Interview 02
Determine if a string is full of unique characters.
Specifications
- Read all of the following instructions carefully.
- Act as an interviewer, giving a candidate a code challenge.
- Score the candidate according to the Whiteboard Rubric
- You are free to offer suggestions or guidance (and see how they respond), but don’t solve it for the candidate.
Feature Tasks
- Ask the candidate to write a function that will determine if the given string is full of unique characters.
- We can assume that spaces don’t count, and the characters are not case sensitive (i.e. “A” is the same as “a”).
- The most efficient solution is going to use a Hashmap. The candidate should iterate through the string.
and for each of the characters put them in the Hashset, if the value already exists, they can return false as soon as a duplicate occurs.
- We can assume they have a Hashset readily available (they do not have to implement one).
- This solution is of an O(n) time and O(n) space.
Stretch Goal
If they solve this question too quickly, increase the difficulty by saying that the sentence is case sensitive.

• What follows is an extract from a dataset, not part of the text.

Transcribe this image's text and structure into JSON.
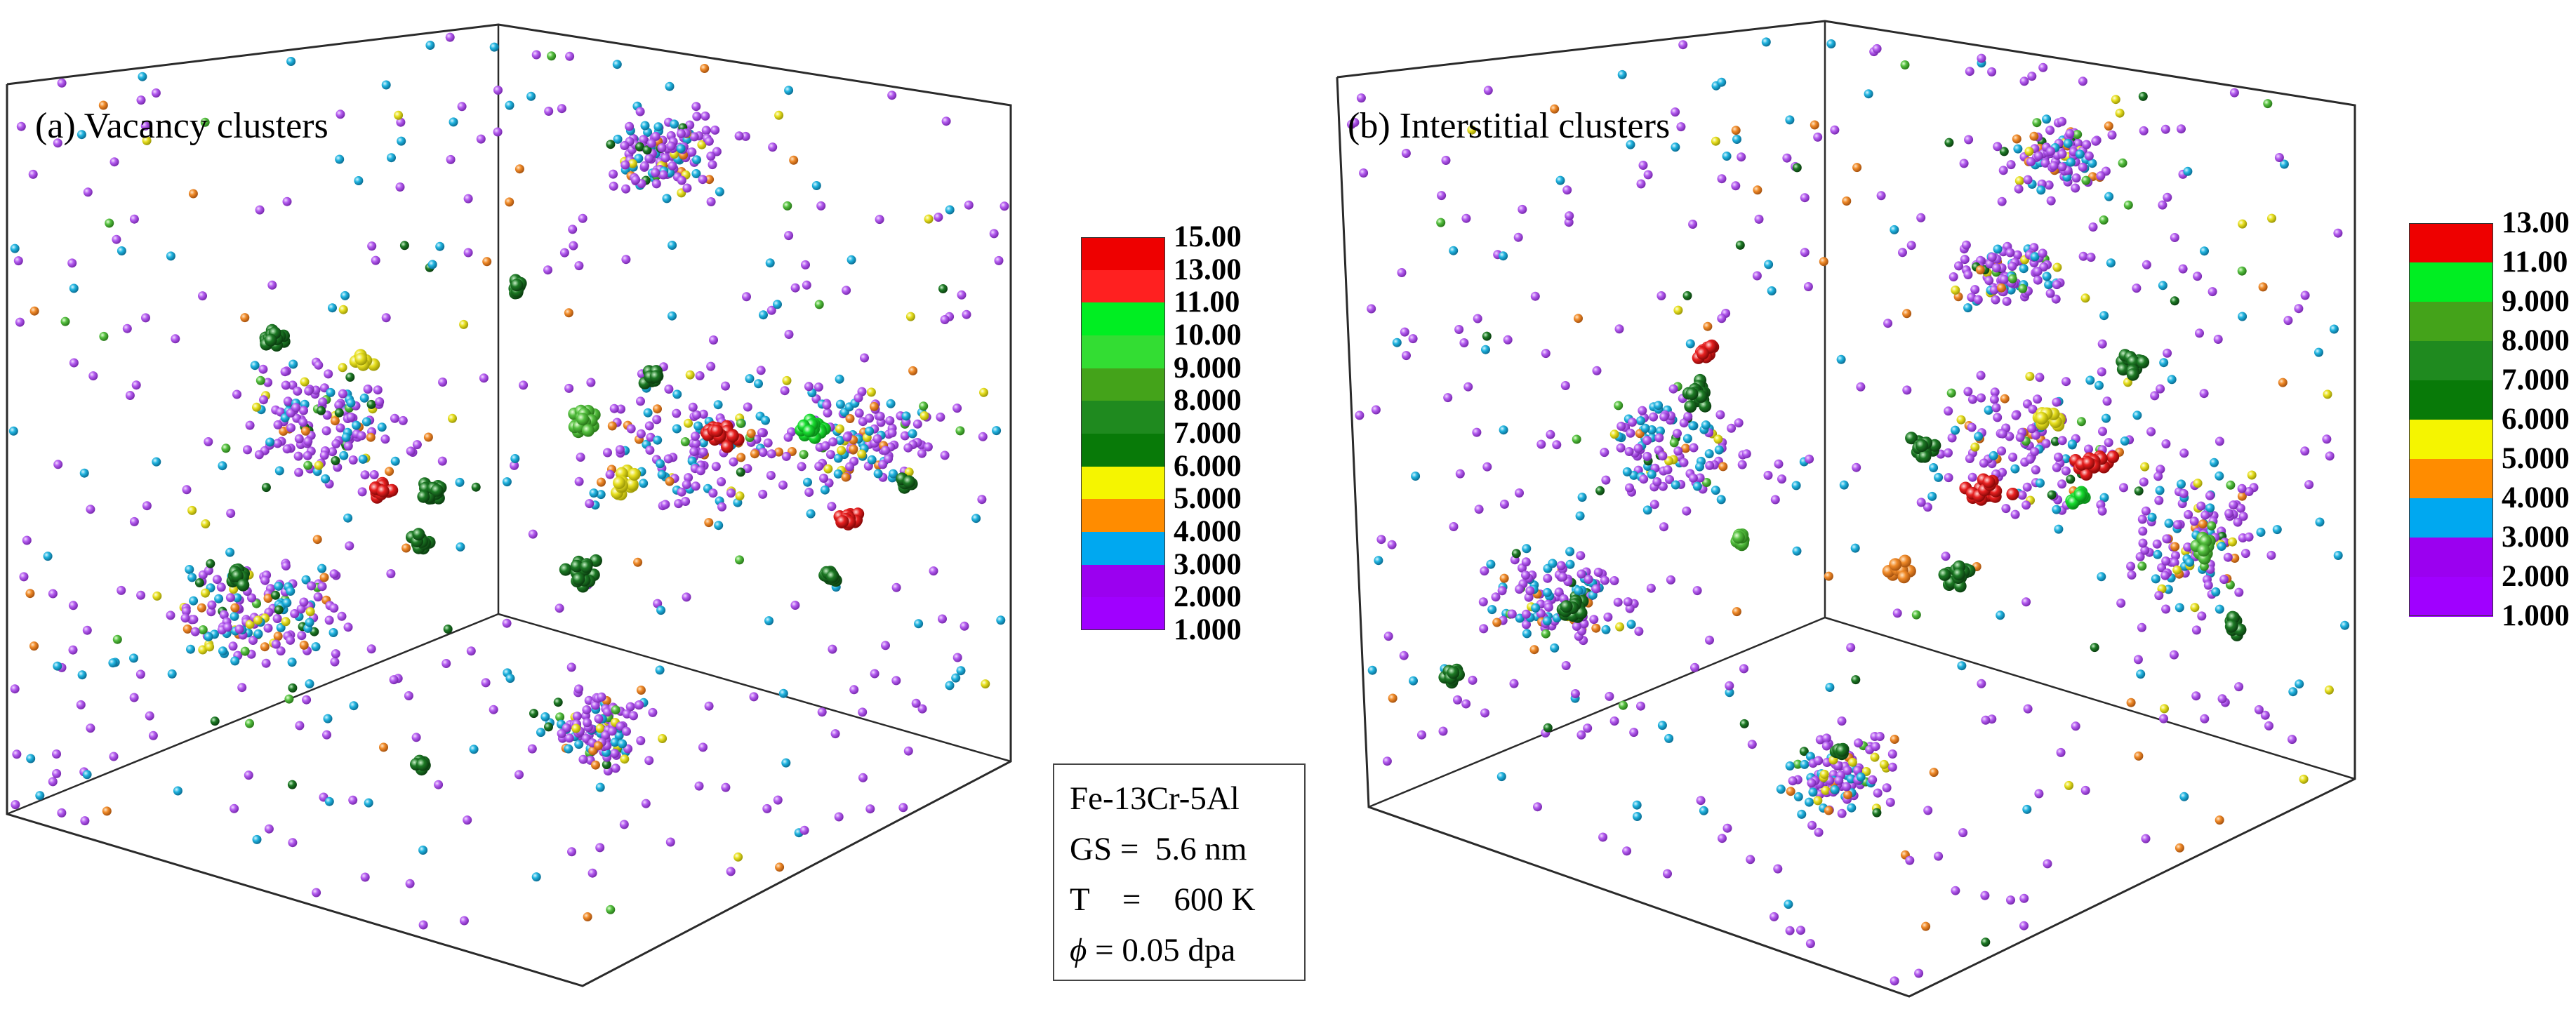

(i.e. “A” and “a” are not the same. )
Structure
Familiarize yourself with the grading rubric, so you know how to score the interview.
Look for effective problem solving, efficient use of time, and effective communication with the whiteboard space available.
Every solution might look a little different, but the candidate should be able to test their solution with different inputs to verify correctness.
Assign points for each item on the Rubric, according to how well the candidate executed on that skill.
Add up all the points at the end, and record the total at the bottom of the page.
Example
| Input |
Output |
The quick brown fox jumps over the lazy dog |
FALSE |
I love cats |
TRUE |
Donald the duck |
FALSE |
Documentation
Record detailed notes on the rubric, to share with the candidate when the interview is complete.
Solution
Algorithm
Parse the input string and read each value, add each character to our Hashset as we iterate. For each character in the string, check if Hashset includes the character. If Hashset includes character, return false. If Hashset does not include character, add it and continue on to next character in the input string. If we reach the end of our input string, and find no matches in our Hashset, return true.
Pseudocode
algorithm HAS_UNIQUE_CHARACTERS
declare string STRING <- input string
declare Hashset UNIQUE <- new Hashset for storing unique characters
for each CHARACTER in STRING:
if CHARACTER is included in UNIQUE:
return false
else
add CHARACTER to UNIQUE
return true
Big O
Since we need to read all values present in the input string, this method requires a time complexity of 0(n). And since we are storing all characters in a Hashset, at worst case we would store all characters in another structure, so our space complexity would also reach 0(n).